Mais plus important que l’accès direct à ces ressources, c’est leur acheminement qui est central dans la question stratégique. On parle même de « géopolitique des pipelines » dans le sens où ceux ci matérialise les objectifs stratégiques du promoteur[2]. En ce sens on assiste à la concurrence des projets de gazoduc américain –contournant la Russie et permettant le contrôle de l’approvisionnement énergétique des « alliés » européens – et le projet Russe, mis en difficulté par la guerre civile en Syrie et les troubles en Turquie.

Malgré la complexification du monde multipolaire et l’émergence d’acteurs indispensables, il semble bien que ce soit la Chine qui tire son épingle du jeu avec son projet de « nouvelle route de la soie »[3], à condition que celui ci aboutisse.

Si le sujet vous intéresse je vous conseille l’excellent blog de Christian Greiling dédié à la question : http://www.chroniquesdugrandjeu.com/2015/06/le-grand-jeu-cadre-theorique.html ainsi qu’un de ses articles pour la revue Conflits : http://www.revueconflits.com/le-nouveau-grand-jeu-bonus/

Mais resserrons la focale sur le Vietnam.
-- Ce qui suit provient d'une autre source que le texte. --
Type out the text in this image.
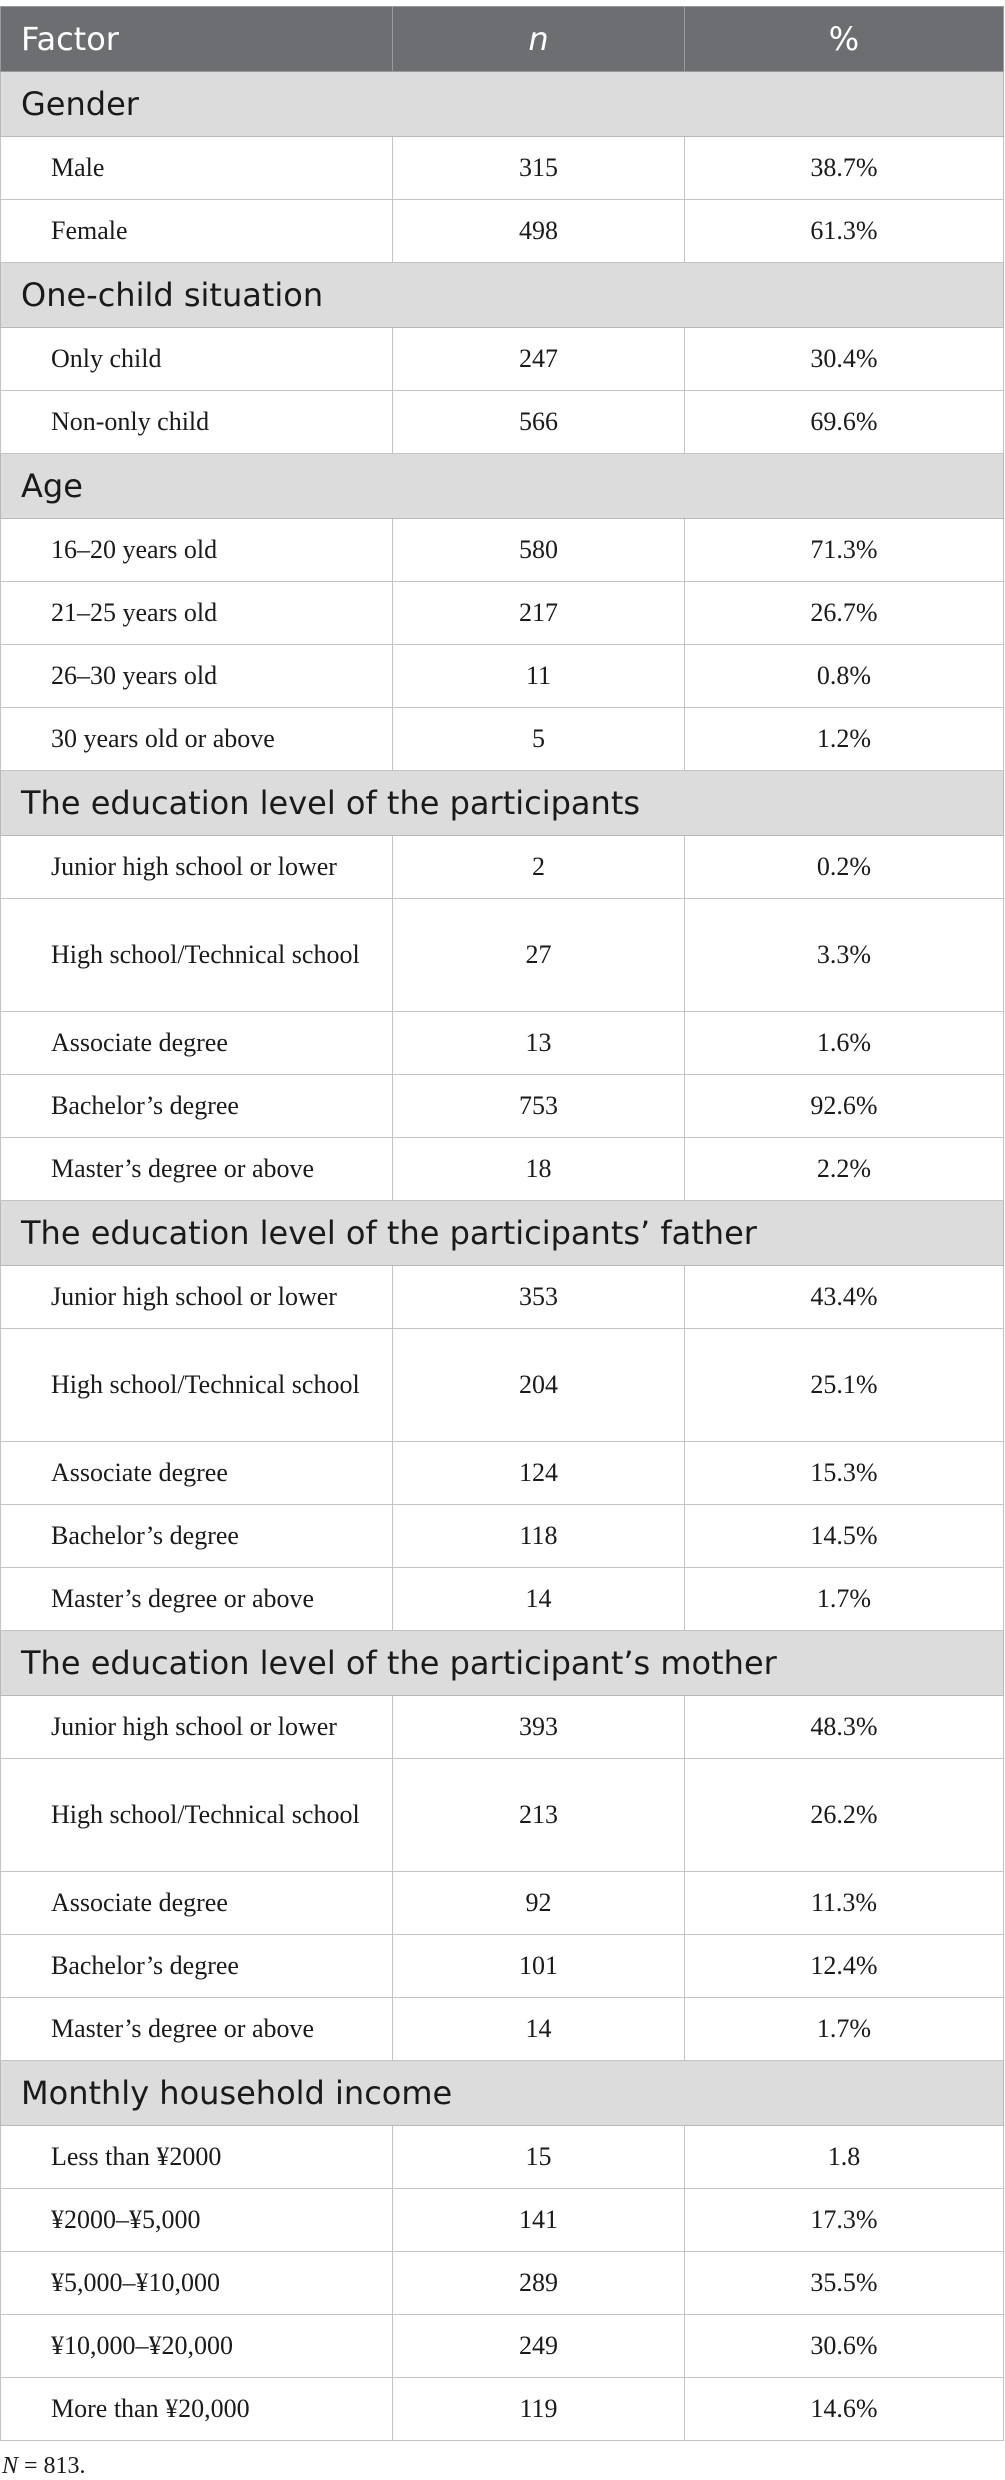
Factor	n	%
Gender		
Male	315	38.7%
Female	498	61.3%
One-child situation		
Only child	247	30.4%
Non-only child	566	69.6%
Age		
16–20 years old	580	71.3%
21–25 years old	217	26.7%
26–30 years old	11	0.8%
30 years old or above	5	1.2%
The education level of the participants		
Junior high school or lower	2	0.2%
High school/Technical school	27	3.3%
Associate degree	13	1.6%
Bachelor’s degree	753	92.6%
Master’s degree or above	18	2.2%
The education level of the participants’ father		
Junior high school or lower	353	43.4%
High school/Technical school	204	25.1%
Associate degree	124	15.3%
Bachelor’s degree	118	14.5%
Master’s degree or above	14	1.7%
The education level of the participant’s mother		
Junior high school or lower	393	48.3%
High school/Technical school	213	26.2%
Associate degree	92	11.3%
Bachelor’s degree	101	12.4%
Master’s degree or above	14	1.7%
Monthly household income		
Less than ¥2000	15	1.8
¥2000–¥5,000	141	17.3%
¥5,000–¥10,000	289	35.5%
¥10,000–¥20,000	249	30.6%
More than ¥20,000	119	14.6%
N = 813.
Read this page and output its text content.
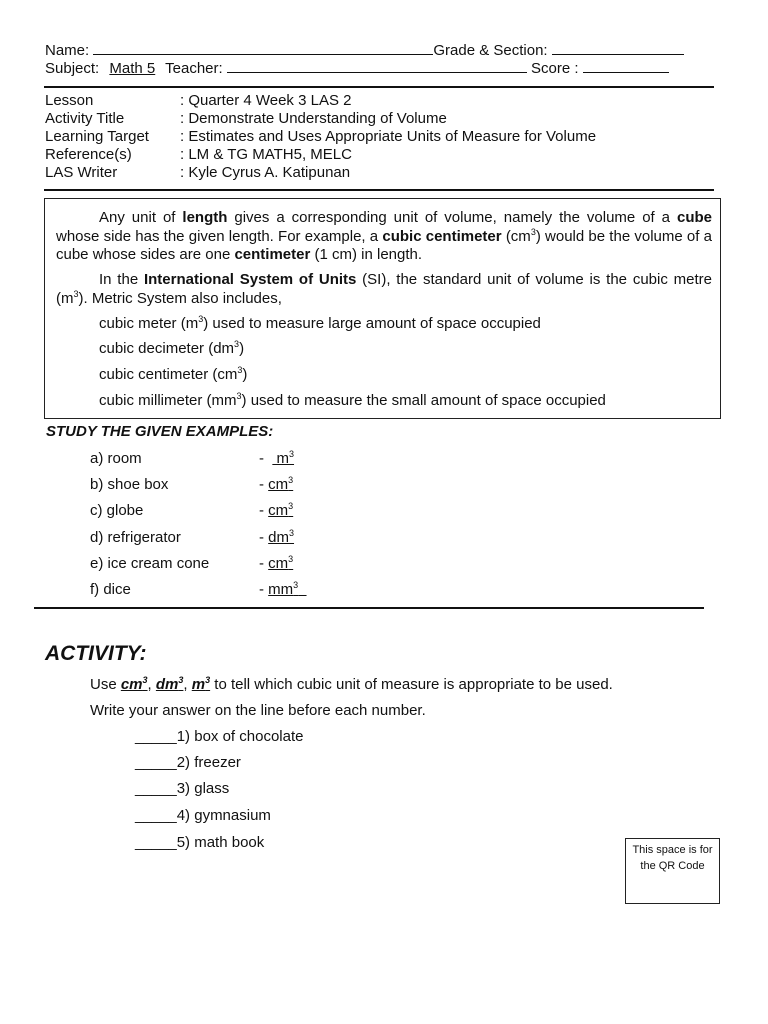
Name:	Grade & Section:
Subject: Math 5 Teacher:	Score :
Lesson	: Quarter 4 Week 3 LAS 2
Activity Title	: Demonstrate Understanding of Volume
Learning Target : Estimates and Uses Appropriate Units of Measure for Volume
Reference(s)	: LM & TG MATH5, MELC
LAS Writer	: Kyle Cyrus A. Katipunan
Any unit of length gives a corresponding unit of volume, namely the volume of a cube whose side has the given length. For example, a cubic centimeter $(cm^3)$ would be the volume of a cube whose sides are one centimeter (1 cm) in length.
In the International System of Units (SI), the standard unit of volume is the cubic metre $(m^3)$. Metric System also includes,
cubic meter $(m^3)$ used to measure large amount of space occupied
cubic decimeter $(dm^3)$
cubic centimeter $(cm^3)$
cubic millimeter $(mm^3)$ used to measure the small amount of space occupied
STUDY THE GIVEN EXAMPLES:
a) room	- $m^3$
b) shoe box	- $cm^3$
c) globe	- $cm^3$
d) refrigerator	- $dm^3$
e) ice cream cone	- $cm^3$
f) dice	- $mm^3$
ACTIVITY:
Use $cm^3$, $dm^3$, $m^3$ to tell which cubic unit of measure is appropriate to be used.
Write your answer on the line before each number.
_____1) box of chocolate
_____2) freezer
_____3) glass
_____4) gymnasium
_____5) math book	This space is for the QR Code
 II) L’influence de la théorie du « Grand Jeu » sur l’histoire vietnamienne.

Dans le cadre théorique du « Grand Jeu », il convient d’apporter quelques précisions d’ordres géographiques sur le Vietnam.

Le pays est situé dans à l’extrême Est de l’ « île monde » eurasiatique. Il se distingue par la longueur de sa frontière maritime (3260km) et sa forme en « S » s’étirant sur 1650 km du Nord au Sud. Coincé entre la MDC du Sud et la cordillère annamitique, il est en cela un « balcon sur le pacifique » dont le coefficient de maritimité (ratio côtes/superficies terrestres) est comparable à celui de l’état insulaire malaisien.
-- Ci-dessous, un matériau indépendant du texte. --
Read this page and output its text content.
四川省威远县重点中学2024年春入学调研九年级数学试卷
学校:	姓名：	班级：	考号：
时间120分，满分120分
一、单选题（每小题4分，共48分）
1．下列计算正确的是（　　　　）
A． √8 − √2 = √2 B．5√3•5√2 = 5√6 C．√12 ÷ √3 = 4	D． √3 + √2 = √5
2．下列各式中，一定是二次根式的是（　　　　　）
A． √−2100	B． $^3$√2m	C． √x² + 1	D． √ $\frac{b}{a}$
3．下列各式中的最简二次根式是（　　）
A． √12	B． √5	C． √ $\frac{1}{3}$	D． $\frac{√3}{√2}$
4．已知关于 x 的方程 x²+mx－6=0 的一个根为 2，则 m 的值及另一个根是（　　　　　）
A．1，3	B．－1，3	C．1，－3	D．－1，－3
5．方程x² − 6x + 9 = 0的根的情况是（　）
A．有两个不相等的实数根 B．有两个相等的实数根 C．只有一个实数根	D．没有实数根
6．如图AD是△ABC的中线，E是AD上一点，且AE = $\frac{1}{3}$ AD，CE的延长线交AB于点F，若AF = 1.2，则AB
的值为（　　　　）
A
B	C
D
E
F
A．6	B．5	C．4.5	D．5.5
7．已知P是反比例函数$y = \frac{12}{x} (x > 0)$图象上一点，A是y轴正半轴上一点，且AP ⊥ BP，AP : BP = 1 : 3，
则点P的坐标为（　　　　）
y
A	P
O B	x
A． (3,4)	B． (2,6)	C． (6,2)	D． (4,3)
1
Cette influence maritime place une part importante des enjeux économiques vietnamiens vers la mer : la pêche représente 7% du PNB et 4,5millions d’emplois et l’exploitation du pétrole off-shore pèse pour un quart du budget de l’Etat et 24% du PNB du pays.

Malgré ce patrimoine maritime, le pays souffre d’une certaine carence structurelle (surcapacité des infrastructures) l’empêchant de s’insérer de manière optimale dans le trafic mondial des containers[4].
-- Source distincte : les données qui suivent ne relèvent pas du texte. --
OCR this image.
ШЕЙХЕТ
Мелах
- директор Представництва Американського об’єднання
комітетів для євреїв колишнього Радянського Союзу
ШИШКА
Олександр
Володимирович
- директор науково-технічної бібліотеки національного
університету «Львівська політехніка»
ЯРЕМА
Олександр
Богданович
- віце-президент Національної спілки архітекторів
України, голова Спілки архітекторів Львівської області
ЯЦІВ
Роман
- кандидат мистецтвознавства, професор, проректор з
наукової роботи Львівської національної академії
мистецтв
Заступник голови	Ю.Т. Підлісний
En dépit de son caractère maritime le pays est cependant attelé à l’île monde pour trois raisons relativement simples : 1) la MDC du Sud est une mer semi fermée suffisamment poissonneuse pour ne pas avoir à pratiquer la pêche hauturière, 2) l’invasion puis la menace constante de la Chine, la Nam Tien et les guerres civiles ont constamment maintenu l’attention des gouvernements vietnamiens sur le continent[5], 3) la façon dont les Vietnamiens se représentent leur pays à l’âge pré colonial est calqué sur la vision chinoise se considérant elle même comme une puissance terrestre[6]. Dans la vison de Spykman, le Vietnam est un état faisant partie du Rimland, c’est à dire un état à désolidariser des pays du Heartland, ici la Chine.

Ainsi, bien jouissant d’une indépendance relative du fait des liens de vassalité plus ou moins lâche avec son grand voisin du Nord, le Dai Viet ne sort de la sphère d’influence du Heartland qu’à partir du moment où la France, alors puissance thallassocratique, arrache le pays de force après que les deux guerres de l’opium aient ouvert à coup de canon les portes de la Chine. Nous avons déjà pu le voir, la présence française sur la péninsule indochinoise est à la fois le fait d’une œuvre évangélisatrice relativement ancienne mais également parce que le Vietnam, par la longueur de sa côte, fournit une excellente « tête de pont » pour la France dans le but d’accéder aux richesses extrêmes orientales[7]. Dans le même ordre d’idée, la colonie indochinoise est industrielle et vue comme une pourvoyeuse de matière première à la métropole excentrée.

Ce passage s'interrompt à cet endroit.